• http://seowebmaster.com/ ★ ★ Search Engines WEB ★ ★

    Patent of no patent, Google had already aggressively phrasing in their de-duplication Algos as of about two years ago.

    Most SEOs noticed it when the many directories using DMOZ data began disappearing, and Websites that owned much of their link popularity success to their DMOZ listings – began a sudden, sharp drop in the SERPs (some even virtually disappeared)

    The second phrase of Google’s de-duplication process appeared to drop or severly punish OBVIOUS links pages, and dropping links directories that were OBVIOUS duplications of automatic link uploading pages.

    Also, around that time, certain high profile automatic link exchange Web sites were banned.

    One very high profile one actually made a public acknowlegement to their customers and eventually changed their domain – thus starting all over because even after changing their strategies – stayed permanantly at a PR0.

  • http://www.aaronshear.com/blog/ Aaron Shear

    This patent seems to sound like the shingles conversation that was started a few months back. Relating to how a Shingle or in this case a Sketch can be viewed as similar or duplicative. Interesting concept makes it very difficult to scrape and succeed any longer.

    Great write up!

  • http://www.adscriptor.com Jean-Marie Le Ray

    Hi Bill,

    Nice post, as usual. Anyway, even if I know you’ll have to translate my post, what do you think a similarity engine could do in this case :
    and how to find the original author ?

  • http://www.seobythesea.com Bill Slawski

    Hi Jean-Marie,

    Thanks. If I understand correctly, your question is more about which page might appear in search results when a search engine has determined that pages are duplicates or are very similar.

    The best description of how a search engine might behave when filtering out pages to be shown to a searcher is in a patent application from Microsoft – System and method for optimizing search results through equivalent results collapsing.

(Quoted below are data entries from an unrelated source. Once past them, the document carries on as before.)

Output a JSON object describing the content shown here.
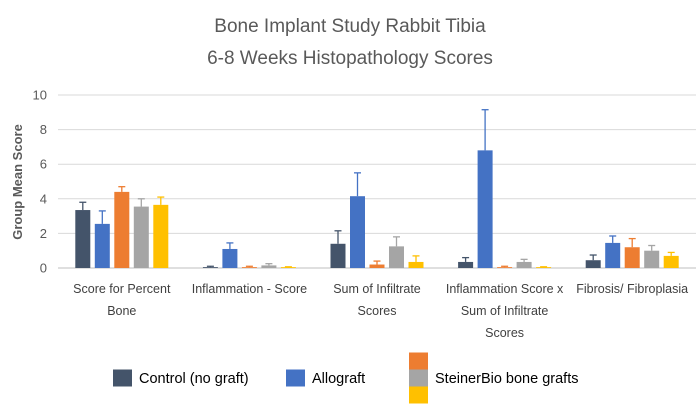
{
  "chart_data": {
    "type": "bar",
    "title": [
      "Bone Implant Study Rabbit Tibia",
      "6-8 Weeks Histopathology Scores"
    ],
    "ylabel": "Group Mean Score",
    "xlabel": "",
    "ylim": [
      0,
      10
    ],
    "yticks": [
      "0",
      "2",
      "4",
      "6",
      "8",
      "10"
    ],
    "grid": true,
    "legend_position": "bottom",
    "categories": [
      [
        "Score for Percent",
        "Bone"
      ],
      [
        "Inflammation - Score"
      ],
      [
        "Sum of Infiltrate",
        "Scores"
      ],
      [
        "Inflammation Score x",
        "Sum of Infiltrate",
        "Scores"
      ],
      [
        "Fibrosis/ Fibroplasia"
      ]
    ],
    "series": [
      {
        "color": "#44546a",
        "values": [
          3.35,
          0.05,
          1.4,
          0.35,
          0.45
        ],
        "errors": [
          0.45,
          0.05,
          0.75,
          0.25,
          0.3
        ]
      },
      {
        "color": "#4472c4",
        "values": [
          2.55,
          1.1,
          4.15,
          6.8,
          1.45
        ],
        "errors": [
          0.75,
          0.35,
          1.35,
          2.35,
          0.4
        ]
      },
      {
        "color": "#ed7d31",
        "values": [
          4.4,
          0.05,
          0.2,
          0.05,
          1.2
        ],
        "errors": [
          0.3,
          0.05,
          0.2,
          0.05,
          0.5
        ]
      },
      {
        "color": "#a5a5a5",
        "values": [
          3.55,
          0.15,
          1.25,
          0.35,
          1.0
        ],
        "errors": [
          0.45,
          0.1,
          0.55,
          0.15,
          0.3
        ]
      },
      {
        "color": "#ffc000",
        "values": [
          3.65,
          0.05,
          0.35,
          0.05,
          0.7
        ],
        "errors": [
          0.45,
          0.02,
          0.35,
          0.02,
          0.2
        ]
      }
    ]
  },
  "legend": [
    {
      "label": "Control (no graft)",
      "colors": [
        "#44546a"
      ]
    },
    {
      "label": "Allograft",
      "colors": [
        "#4472c4"
      ]
    },
    {
      "label": "SteinerBio bone grafts",
      "colors": [
        "#ed7d31",
        "#a5a5a5",
        "#ffc000"
      ]
    }
  ]
}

    I wrote about it at SEO by the Sea, and I’m not going to duplicate that here, so I’ll just point to it – Microsoft Explains Duplicate Content Results Filtering. Chances are very good that what Microsoft describes there is very similar to what Google and Yahoo are doing when deciding which pages to show.

    I don’t think that it makes a difference whether Google is using a similarity engine, as described in this patent, or one of the shingles methods from their other patents, or a phrase-based indexing method to identify duplicates, or some other method. Regardless of what method is being used to identify duplicates, the decision of which pages to show is likely independent of that.

  • http://www.adscriptor.com Jean-Marie Le Ray

    Hi Bill,

    “If I understand correctly, your question is more about which page might appear in search results when a search engine has determined that pages are duplicates or are very similar.”

    Yes and no. In this case, maybe it’s more about plagiarism than duplicate content, and I guess no similarity engine nor algorithm will be able to determine who is the original author (so the one and only result the search engine should show in SERPs), but a human validator.
    I think just this solution would be trully healthy for the Web ecosystem.


  • http://www.adscriptor.com Jean-Marie Le Ray

    Bill, hi again

    a bit off-topic, but did you read that : http://www.ificlaims.com/press_release012007a.htm
    I’ve seen somewhere than Microsoft is not enough innovative, it doesn’t seem! 1463 patents in 2006, rank 12

  • http://www.seobythesea.com Bill Slawski

    Searching through the granted patents and published patent applications every week, I do see a lot of patent filings from Microsoft.

    Some of them are innovative, and some of them maybe less so. I’m not sure that volume of patent filings by itself is a clear indication of innovation.

    But there is some interesting stuff amongst those patent applications.